Buy to Let Remortgage Activity on Fire

Buy to let property landlords are picking up remortgages at an all-time high rate, according to recently released data. Remortgage, in fact, now accounts for almost 60% of all buy to let activity. Lower interest rates have been noted as the biggest catalyst for landlords making the decision to remortgage and ensure a more stable future for their mortgage costs.

Today’s landlord is concentrating on locking in lower interest rates for the future and ensuring a more consistent schedule of outgoings for tomorrow. Monthly outgoings are especially important as a landlord looks over their portfolio and sees several properties which could make huge financial impacts simply by seeing the interest rate go up by 0.25%. This is enough for them to move forward and pursue a remortgage now rather than paying more later.

Moving forward and obtaining a remortgage now in order to not pay more tomorrow is also what many house owners have chosen to do over the last six month period. A few months prior to the last increase of the base rate, the activity rate to remortgage has been fierce. Lenders have only in the last few weeks increased their interest rates on popular products for house owners.
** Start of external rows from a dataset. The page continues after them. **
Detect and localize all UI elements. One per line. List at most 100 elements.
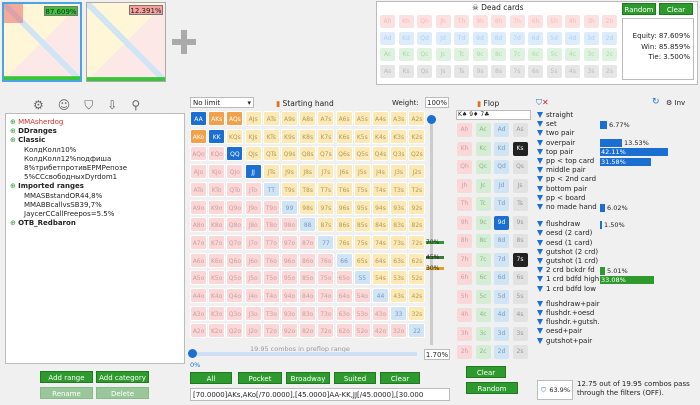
tree-item[interactable]: MMASBstandOR44,8% <box>10 192 184 201</box>
dead-card[interactable]: 9d <box>472 31 488 45</box>
hand-cell[interactable]: 65o <box>335 270 353 286</box>
hand-cell[interactable]: K3s <box>390 128 408 144</box>
broadway-button[interactable]: Broadway <box>286 372 330 384</box>
flop-card[interactable]: Td <box>494 197 509 211</box>
filter-item[interactable]: gutshot (2 crd) <box>537 248 598 257</box>
flop-card[interactable]: 2d <box>494 345 509 359</box>
hand-cell[interactable]: T3s <box>390 181 408 197</box>
hand-cell[interactable]: K2s <box>408 128 426 144</box>
hand-cell[interactable]: KK <box>208 128 226 144</box>
hand-cell[interactable]: 76s <box>335 234 353 250</box>
range-text-field[interactable]: [70.0000]AKs,AKo[/70.0000],[45.0000]AA-K… <box>190 388 450 401</box>
hand-cell[interactable]: J8s <box>299 164 317 180</box>
expand-icon[interactable]: ⊕ <box>10 136 16 144</box>
dead-card[interactable]: 3s <box>583 64 599 78</box>
suit-selector[interactable]: K♠ 9♦ 7♣ <box>456 110 531 120</box>
hand-cell[interactable]: 92s <box>408 199 426 215</box>
flop-card[interactable]: Kh <box>457 141 472 156</box>
hand-cell[interactable]: KQs <box>226 128 244 144</box>
filter-item[interactable]: pp < 2nd card <box>537 175 596 184</box>
filter-item[interactable]: straight <box>537 111 573 120</box>
hand-cell[interactable]: 73s <box>390 234 408 250</box>
hand-cell[interactable]: ATo <box>190 181 207 197</box>
hand-cell[interactable]: 87s <box>317 217 335 233</box>
hand-cell[interactable]: T9o <box>262 199 280 215</box>
tree-item[interactable]: ⊕ Imported ranges <box>10 182 184 191</box>
dead-card[interactable]: Ks <box>398 64 414 78</box>
flop-card[interactable]: 2c <box>475 345 491 359</box>
hand-cell[interactable]: 33 <box>390 305 408 321</box>
hand-cell[interactable]: 88 <box>299 217 317 233</box>
dead-card[interactable]: 5h <box>546 15 562 28</box>
hand-cell[interactable]: A8o <box>190 217 207 233</box>
hand-cell[interactable]: 95s <box>353 199 371 215</box>
flop-card[interactable]: Qd <box>494 160 509 174</box>
hand-cell[interactable]: T5o <box>262 270 280 286</box>
hand-cell[interactable]: J8o <box>244 217 262 233</box>
dead-card[interactable]: 3c <box>583 48 599 61</box>
inv-icon-wrap[interactable]: ⚙ Inv <box>666 99 685 107</box>
refresh-icon[interactable]: ↻ <box>652 97 660 107</box>
hand-cell[interactable]: K7s <box>317 128 335 144</box>
hand-cell[interactable]: K9s <box>281 128 298 144</box>
tree-item[interactable]: 8%трибетпротивEPMРепозе <box>10 164 184 173</box>
hand-cell[interactable]: 43o <box>372 305 389 321</box>
hand-cell[interactable]: Q6o <box>226 252 244 268</box>
dead-card[interactable]: 7h <box>509 15 525 28</box>
tree-item[interactable]: КолдКолл12%подфиша <box>10 155 184 164</box>
hand-cell[interactable]: 73o <box>317 305 335 321</box>
hand-cell[interactable]: A6s <box>335 111 353 126</box>
hand-cell[interactable]: A4o <box>190 288 207 303</box>
range-slider-track[interactable] <box>191 352 417 356</box>
hand-cell[interactable]: AKs <box>208 111 226 126</box>
hand-cell[interactable]: J5s <box>353 164 371 180</box>
filter-item[interactable]: oesd (2 card) <box>537 229 592 238</box>
filter-item[interactable]: pp < board <box>537 194 585 203</box>
dead-card[interactable]: Jh <box>435 15 451 28</box>
dead-card[interactable]: 4s <box>565 64 580 78</box>
dead-card[interactable]: 8c <box>491 48 506 61</box>
flop-card[interactable]: 3s <box>512 326 528 341</box>
hand-cell[interactable]: 97s <box>317 199 335 215</box>
filter-item[interactable]: no made hand <box>537 203 597 212</box>
hand-cell[interactable]: J9o <box>244 199 262 215</box>
flop-card[interactable]: 9h <box>457 215 472 230</box>
flop-card[interactable]: 8h <box>457 234 472 248</box>
hand-cell[interactable]: KJs <box>244 128 262 144</box>
hand-cell[interactable]: K2o <box>208 323 226 339</box>
hand-cell[interactable]: K3o <box>208 305 226 321</box>
dead-card[interactable]: Qs <box>417 64 432 78</box>
flop-card[interactable]: 8d <box>494 234 509 248</box>
flop-card[interactable]: 3h <box>457 326 472 341</box>
flop-card[interactable]: 4d <box>494 308 509 322</box>
hand-cell[interactable]: 75s <box>353 234 371 250</box>
user-icon[interactable]: ☺ <box>58 98 85 112</box>
dead-card[interactable]: 3h <box>583 15 599 28</box>
hand-cell[interactable]: K8o <box>208 217 226 233</box>
hand-cell[interactable]: J3o <box>244 305 262 321</box>
all-button[interactable]: All <box>190 372 232 384</box>
dead-card[interactable]: Th <box>454 15 469 28</box>
hand-cell[interactable]: 86s <box>335 217 353 233</box>
hand-cell[interactable]: T6s <box>335 181 353 197</box>
hand-cell[interactable]: 84s <box>372 217 389 233</box>
delete-button[interactable]: Delete <box>96 387 149 399</box>
hand-cell[interactable]: A2o <box>190 323 207 339</box>
hand-cell[interactable]: 72s <box>408 234 426 250</box>
filter-item[interactable]: set <box>537 120 557 129</box>
hand-cell[interactable]: Q8o <box>226 217 244 233</box>
hand-cell[interactable]: 22 <box>408 323 426 339</box>
hand-cell[interactable]: Q3o <box>226 305 244 321</box>
hand-cell[interactable]: 74o <box>317 288 335 303</box>
dead-card[interactable]: 9c <box>472 48 488 61</box>
dead-card[interactable]: 7d <box>509 31 525 45</box>
flop-card[interactable]: Kd <box>494 141 509 156</box>
dead-card[interactable]: Qc <box>417 48 432 61</box>
flop-random-button[interactable]: Random <box>466 382 518 394</box>
hand-cell[interactable]: AA <box>190 111 207 126</box>
dead-card[interactable]: Jd <box>435 31 451 45</box>
add-category-button[interactable]: Add category <box>96 371 149 383</box>
hand-cell[interactable]: Q9o <box>226 199 244 215</box>
flop-card[interactable]: Th <box>457 197 472 211</box>
dead-random-button[interactable]: Random <box>622 3 656 15</box>
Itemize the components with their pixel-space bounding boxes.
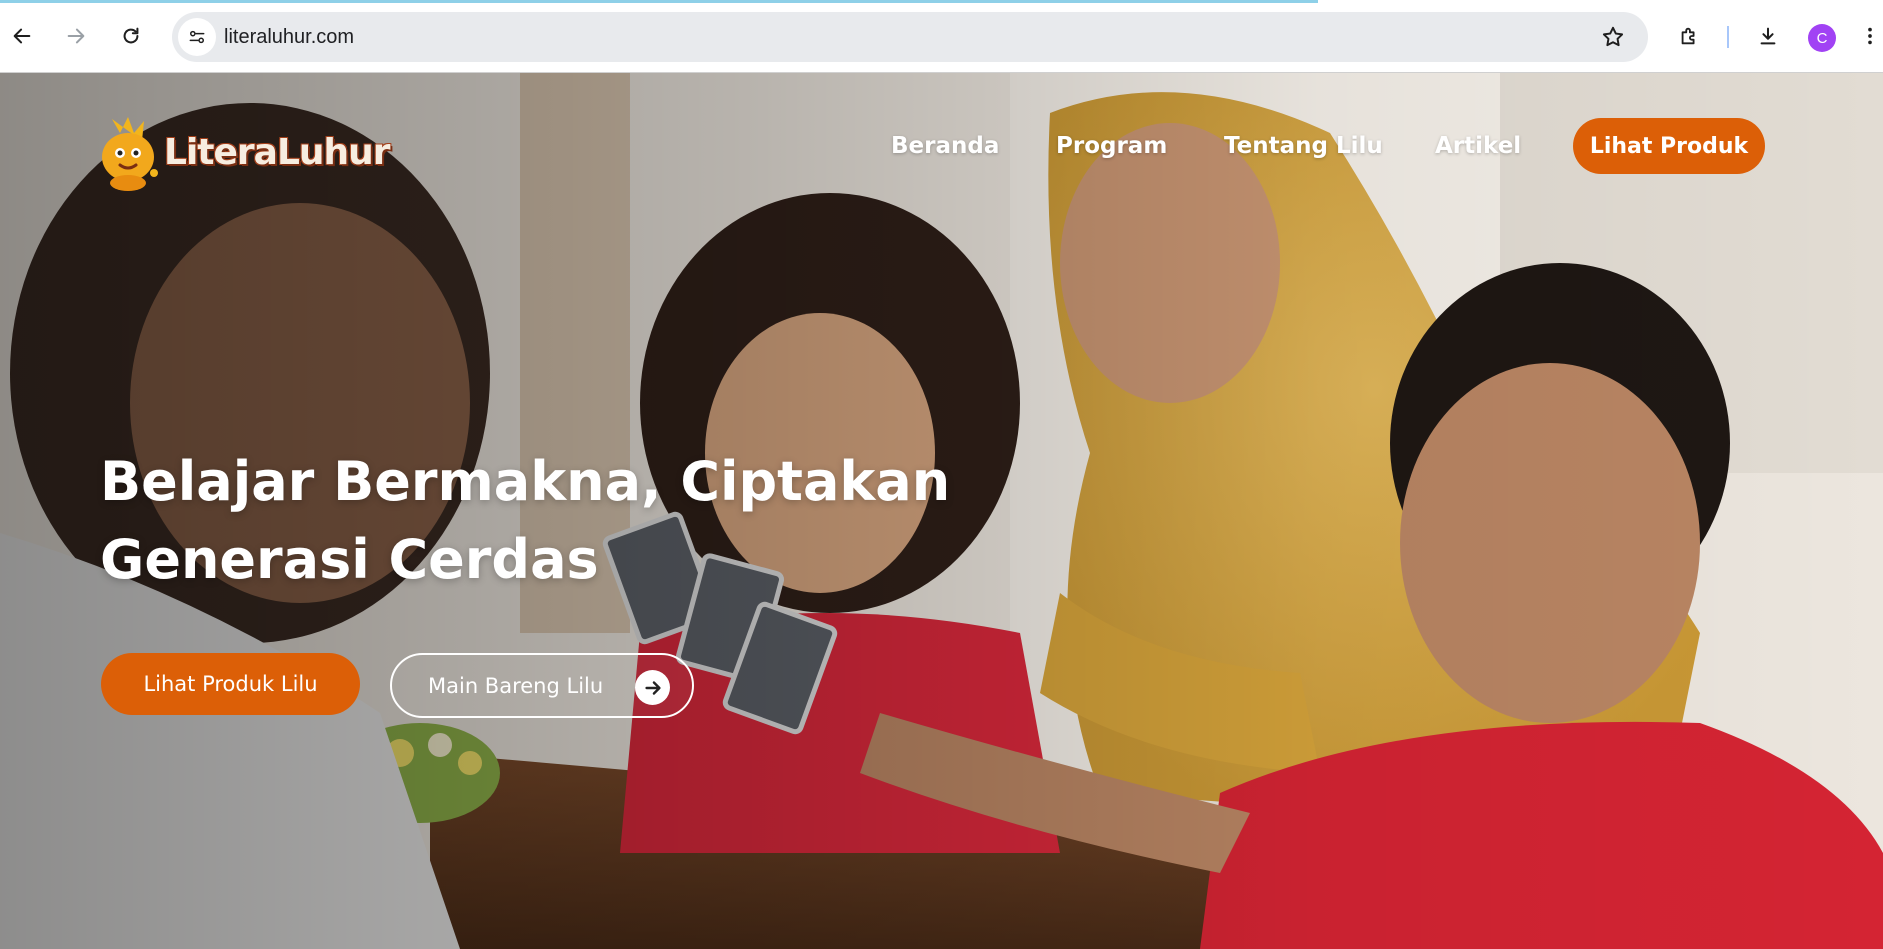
site-info-button[interactable]	[178, 18, 216, 56]
profile-avatar[interactable]: C	[1808, 24, 1836, 52]
forward-button[interactable]	[58, 18, 94, 54]
kebab-menu-icon	[1868, 27, 1872, 45]
extensions-button[interactable]	[1671, 18, 1707, 54]
reload-button[interactable]	[113, 18, 149, 54]
nav-program[interactable]: Program	[1056, 133, 1167, 159]
logo-text: LiteraLuhur	[164, 131, 391, 173]
page-load-progress	[0, 0, 1318, 3]
nav-tentang-lilu[interactable]: Tentang Lilu	[1224, 133, 1383, 159]
hero-section: LiteraLuhur Beranda Program Tentang Lilu…	[0, 73, 1883, 949]
downloads-button[interactable]	[1750, 18, 1786, 54]
site-info-icon	[189, 30, 205, 44]
view-products-button[interactable]: Lihat Produk Lilu	[101, 653, 360, 715]
headline-line-1: Belajar Bermakna, Ciptakan	[100, 450, 951, 513]
toolbar-divider	[1727, 26, 1729, 48]
mascot-logo-icon	[102, 117, 158, 191]
arrow-right-icon	[635, 670, 670, 705]
extensions-icon	[1681, 27, 1695, 45]
reload-icon	[123, 27, 139, 44]
url-text[interactable]: literaluhur.com	[224, 26, 354, 49]
browser-toolbar: literaluhur.com C	[0, 0, 1883, 73]
headline-line-2: Generasi Cerdas	[100, 528, 599, 591]
site-logo[interactable]: LiteraLuhur	[92, 113, 391, 191]
nav-artikel[interactable]: Artikel	[1435, 133, 1521, 159]
forward-arrow-icon	[67, 28, 85, 44]
play-with-lilu-button[interactable]: Main Bareng Lilu	[390, 653, 694, 718]
nav-cta-button[interactable]: Lihat Produk	[1573, 118, 1765, 174]
hero-headline: Belajar Bermakna, Ciptakan Generasi Cerd…	[100, 443, 1000, 599]
star-icon[interactable]	[1600, 24, 1626, 50]
nav-beranda[interactable]: Beranda	[891, 133, 999, 159]
address-bar[interactable]: literaluhur.com	[172, 12, 1648, 62]
download-icon	[1760, 27, 1776, 45]
back-button[interactable]	[4, 18, 40, 54]
back-arrow-icon	[13, 28, 31, 44]
browser-menu-button[interactable]	[1858, 18, 1882, 54]
play-with-lilu-label: Main Bareng Lilu	[428, 674, 604, 698]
Lenders have been especially generous with low administration fees, low to free valuations, low to free legal fees, and other costs related to remortgage for both buy to let landlords as well as the everyday house owner. Many lenders even went to the extent of offering cash back on remortgage packages to entice anyone looking to make the wise decision to remortgage.

Many landlords of buy to let property have made the move to remortgage simply to offset the cost of new tax changes. Tax bills coming in January of next year will include the withdrawal of mortgage interest tax relief portion of the new tax laws.